Calvin membentangkan kertas kado. Ia menyusun buku tulis, pensil, penghapus, jangka, penggaris, dan peralatan lainnya dengan rapi. Lalu membungkusnya. Membuat hiasan serupa baju di bagian atas kado. Ia hafal bagaimana cara membuatnya.
Satu demi satu kado dibungkusnya dengan cantik. Selesai membungkus kado, ia mendirikan Tahajud. Ibadah sunnah yang sering kali dilupakan orang-orang yang lebih memilih tidur. Padahal Tahajud jauh lebih nikmat dari tidur.
Dalam sujudnya, Calvin memohon ampun. Meminta maaf bila apa yang dilakukannya malam ini tak disukai Allah. Sungguh, sama sekali tak ada maksud membuat marah penguasa langit. Ia lakukan itu atas nama kaasih.

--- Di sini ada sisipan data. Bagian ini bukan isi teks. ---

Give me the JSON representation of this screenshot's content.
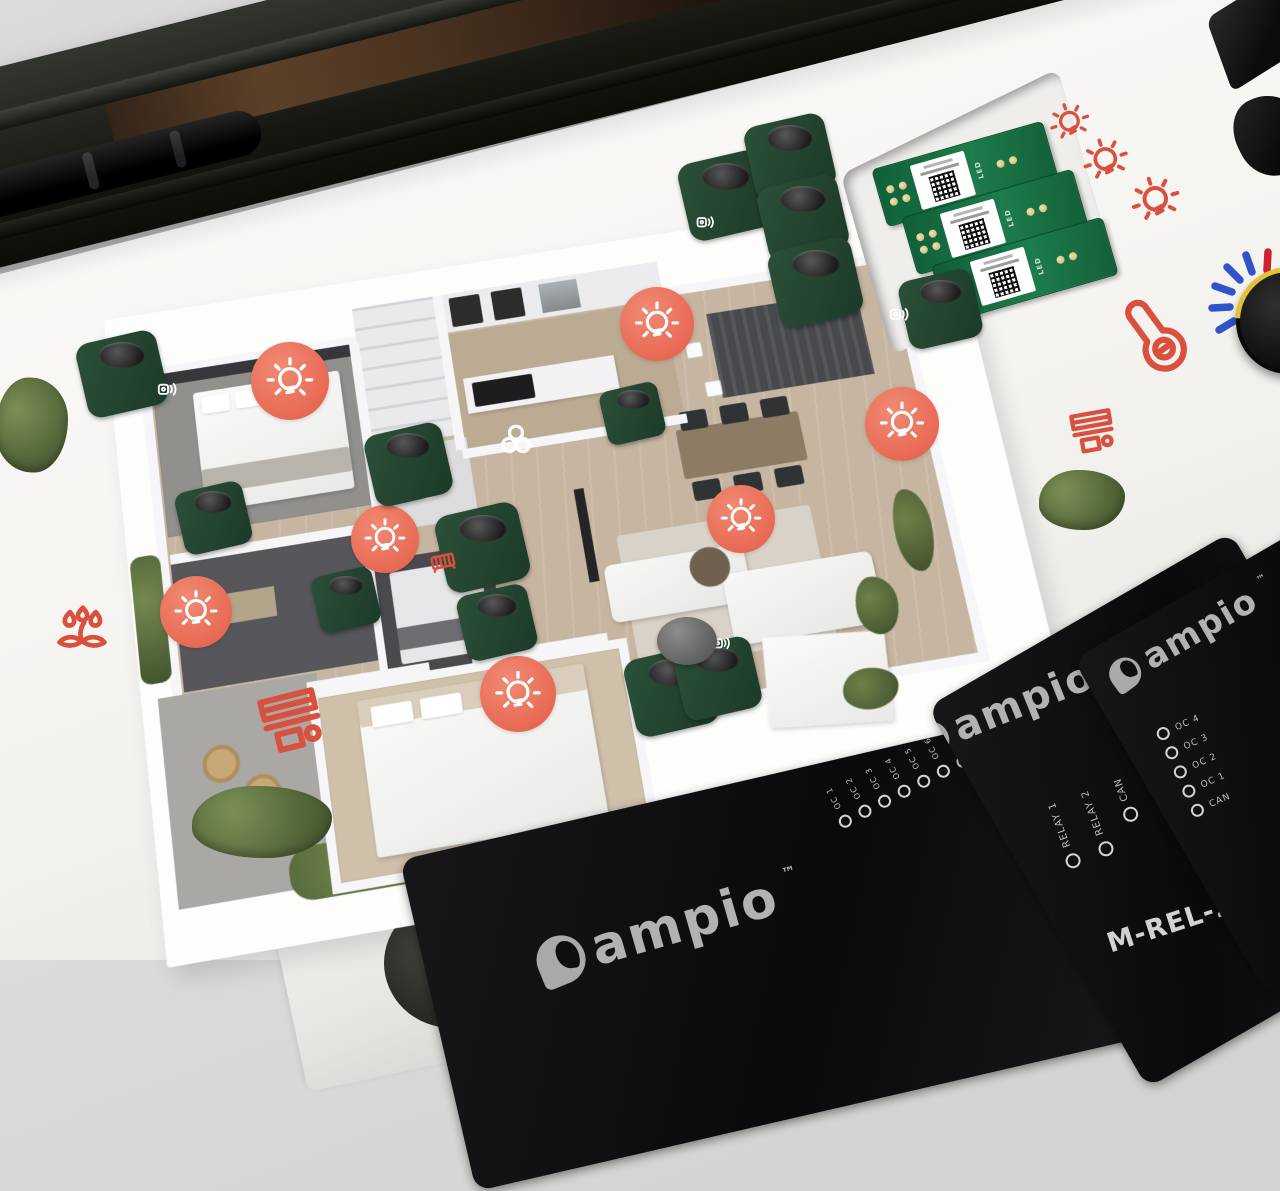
{
  "branding": {
    "logo_text": "ampio",
    "tm": "™"
  },
  "panels": {
    "relay_module": {
      "title": "M-REL-2s",
      "leds": [
        "RELAY 1",
        "RELAY 2",
        "CAN"
      ]
    },
    "oc_module": {
      "leds": [
        "OC 1",
        "OC 2",
        "OC 3",
        "OC 4",
        "OC 5",
        "OC 6",
        "OC 7",
        "OC 8",
        "CAN"
      ]
    },
    "side_module": {
      "leds": [
        "OC 4",
        "OC 3",
        "OC 2",
        "OC 1",
        "CAN"
      ]
    }
  },
  "pcb": {
    "silk_label": "LED",
    "count": 3
  },
  "palette": {
    "accent_coral": "#E8695A",
    "pcb_green": "#1B7A4B",
    "print_red": "#D9503F",
    "dash_blue": "#2F53C9",
    "dash_red": "#CC2233"
  },
  "overlay": {
    "items": [
      {
        "type": "badge",
        "icon": "sym-bulb",
        "name": "light-scene-badge",
        "interactable": false,
        "x": 290,
        "y": 381,
        "s": 78
      },
      {
        "type": "badge",
        "icon": "sym-bulb",
        "name": "light-scene-badge",
        "interactable": false,
        "x": 657,
        "y": 324,
        "s": 74
      },
      {
        "type": "badge",
        "icon": "sym-bulb",
        "name": "light-scene-badge",
        "interactable": false,
        "x": 902,
        "y": 424,
        "s": 74
      },
      {
        "type": "badge",
        "icon": "sym-bulb",
        "name": "light-scene-badge",
        "interactable": false,
        "x": 741,
        "y": 519,
        "s": 68
      },
      {
        "type": "badge",
        "icon": "sym-bulb",
        "name": "light-scene-badge",
        "interactable": false,
        "x": 385,
        "y": 539,
        "s": 68
      },
      {
        "type": "badge",
        "icon": "sym-bulb",
        "name": "light-scene-badge",
        "interactable": false,
        "x": 196,
        "y": 612,
        "s": 72
      },
      {
        "type": "badge",
        "icon": "sym-bulb",
        "name": "light-scene-badge",
        "interactable": false,
        "x": 518,
        "y": 694,
        "s": 76
      },
      {
        "type": "knob",
        "name": "push-button-knob",
        "interactable": true,
        "x": 122,
        "y": 374,
        "s": 50
      },
      {
        "type": "knob",
        "name": "push-button-knob",
        "interactable": true,
        "x": 726,
        "y": 196,
        "s": 52
      },
      {
        "type": "knob",
        "name": "push-button-knob",
        "interactable": true,
        "x": 790,
        "y": 157,
        "s": 50
      },
      {
        "type": "knob",
        "name": "push-button-knob",
        "interactable": true,
        "x": 803,
        "y": 218,
        "s": 50
      },
      {
        "type": "knob",
        "name": "push-button-knob",
        "interactable": true,
        "x": 816,
        "y": 283,
        "s": 52
      },
      {
        "type": "knob",
        "name": "push-button-knob",
        "interactable": true,
        "x": 941,
        "y": 309,
        "s": 46
      },
      {
        "type": "knob",
        "name": "push-button-knob",
        "interactable": true,
        "x": 633,
        "y": 413,
        "s": 36
      },
      {
        "type": "knob",
        "name": "push-button-knob",
        "interactable": true,
        "x": 408,
        "y": 464,
        "s": 48
      },
      {
        "type": "knob",
        "name": "push-button-knob",
        "interactable": true,
        "x": 213,
        "y": 518,
        "s": 42
      },
      {
        "type": "knob",
        "name": "push-button-knob",
        "interactable": true,
        "x": 483,
        "y": 548,
        "s": 52
      },
      {
        "type": "knob",
        "name": "push-button-knob",
        "interactable": true,
        "x": 346,
        "y": 600,
        "s": 38
      },
      {
        "type": "knob",
        "name": "push-button-knob",
        "interactable": true,
        "x": 497,
        "y": 622,
        "s": 44
      },
      {
        "type": "knob",
        "name": "push-button-knob",
        "interactable": true,
        "x": 672,
        "y": 692,
        "s": 52
      },
      {
        "type": "knob",
        "name": "push-button-knob",
        "interactable": true,
        "x": 717,
        "y": 678,
        "s": 48
      },
      {
        "type": "speaker",
        "icon": "sym-speaker",
        "name": "speaker-icon",
        "interactable": false,
        "x": 168,
        "y": 389,
        "s": 26
      },
      {
        "type": "speaker",
        "icon": "sym-speaker",
        "name": "speaker-icon",
        "interactable": false,
        "x": 706,
        "y": 222,
        "s": 24
      },
      {
        "type": "speaker",
        "icon": "sym-speaker",
        "name": "speaker-icon",
        "interactable": false,
        "x": 900,
        "y": 314,
        "s": 26
      },
      {
        "type": "speaker",
        "icon": "sym-speaker",
        "name": "speaker-icon",
        "interactable": false,
        "x": 722,
        "y": 643,
        "s": 24
      },
      {
        "type": "fan",
        "icon": "sym-fan",
        "name": "fan-icon",
        "interactable": false,
        "x": 516,
        "y": 440,
        "s": 46
      },
      {
        "type": "bulb-o",
        "icon": "sym-bulb",
        "name": "light-bulb-icon",
        "interactable": false,
        "x": 1070,
        "y": 123,
        "s": 46,
        "r": -18
      },
      {
        "type": "bulb-o",
        "icon": "sym-bulb",
        "name": "light-bulb-icon",
        "interactable": false,
        "x": 1106,
        "y": 161,
        "s": 52,
        "r": -18
      },
      {
        "type": "bulb-o",
        "icon": "sym-bulb",
        "name": "light-bulb-icon",
        "interactable": false,
        "x": 1156,
        "y": 201,
        "s": 56,
        "r": -18
      },
      {
        "type": "thermo",
        "icon": "sym-thermo",
        "name": "thermometer-icon",
        "interactable": false,
        "x": 1152,
        "y": 332,
        "s": 88,
        "r": -36
      },
      {
        "type": "blinds",
        "icon": "sym-blinds",
        "name": "roller-blind-icon",
        "interactable": false,
        "x": 1093,
        "y": 432,
        "s": 60,
        "r": -10
      },
      {
        "type": "blinds",
        "icon": "sym-blinds",
        "name": "roller-blind-icon",
        "interactable": false,
        "x": 292,
        "y": 722,
        "s": 84,
        "r": -14
      },
      {
        "type": "plantic",
        "icon": "sym-plant",
        "name": "irrigation-icon",
        "interactable": false,
        "x": 82,
        "y": 628,
        "s": 66
      },
      {
        "type": "radiator",
        "icon": "sym-radiator",
        "name": "radiator-icon",
        "interactable": false,
        "x": 443,
        "y": 562,
        "s": 34,
        "r": -12
      },
      {
        "type": "shrub",
        "name": "shrub",
        "interactable": false,
        "x": 32,
        "y": 425,
        "w": 72,
        "h": 95
      },
      {
        "type": "shrub",
        "name": "shrub",
        "interactable": false,
        "x": 262,
        "y": 822,
        "w": 140,
        "h": 72
      },
      {
        "type": "shrub",
        "name": "shrub",
        "interactable": false,
        "x": 1082,
        "y": 500,
        "w": 86,
        "h": 60
      },
      {
        "type": "sub",
        "name": "subwoofer",
        "interactable": false,
        "x": 687,
        "y": 641,
        "w": 60,
        "h": 48
      }
    ]
  }
}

Calvin mengadukan rasa bersalah dan sepinya dalam hening. Malam begitu kelam. Hujan lebat baru saja reda. Lampu tidur menebarkan cahaya lembut.
Ia beranjak bangkit usai Tahajud. Bergerak mengambil piano putih. Entah bisikan malaikat mana yang mendorongnya membawa grand piano ke hotel hanya untuk liburan singkat bersama keluarga Assegaf. Piano putih itu, hadiah ulang tahun Papanya beberapa tahun lalu. Ketika semuanya belum berubah.
Calvin bermain piano. Membuka jalan kepedihannya untuk keluar meninggalkan jiwa.
Ada kala ku merasa
Hidup ini seperti kaca
Jikalau tidak bersabar
Hancur berderailah akhirnya
Tabahkanlah hatiku
Melalui semua itu
Kuatkanlah jagakanlah hatiku
Oh Tuhan terangkan hati dalam sanubariku
Untuk menempuhi segala
Hidup penuh jabaran ini
Oh Tuhan ku berserah segalanya kepadaMu
Agar jiwaku tenang dengan bimbinganMu selalu (Afgan-Kumohon).
** Â Â Â Â
"Jangan mau menjadi kaca, Nak. Tapi jadilah baja."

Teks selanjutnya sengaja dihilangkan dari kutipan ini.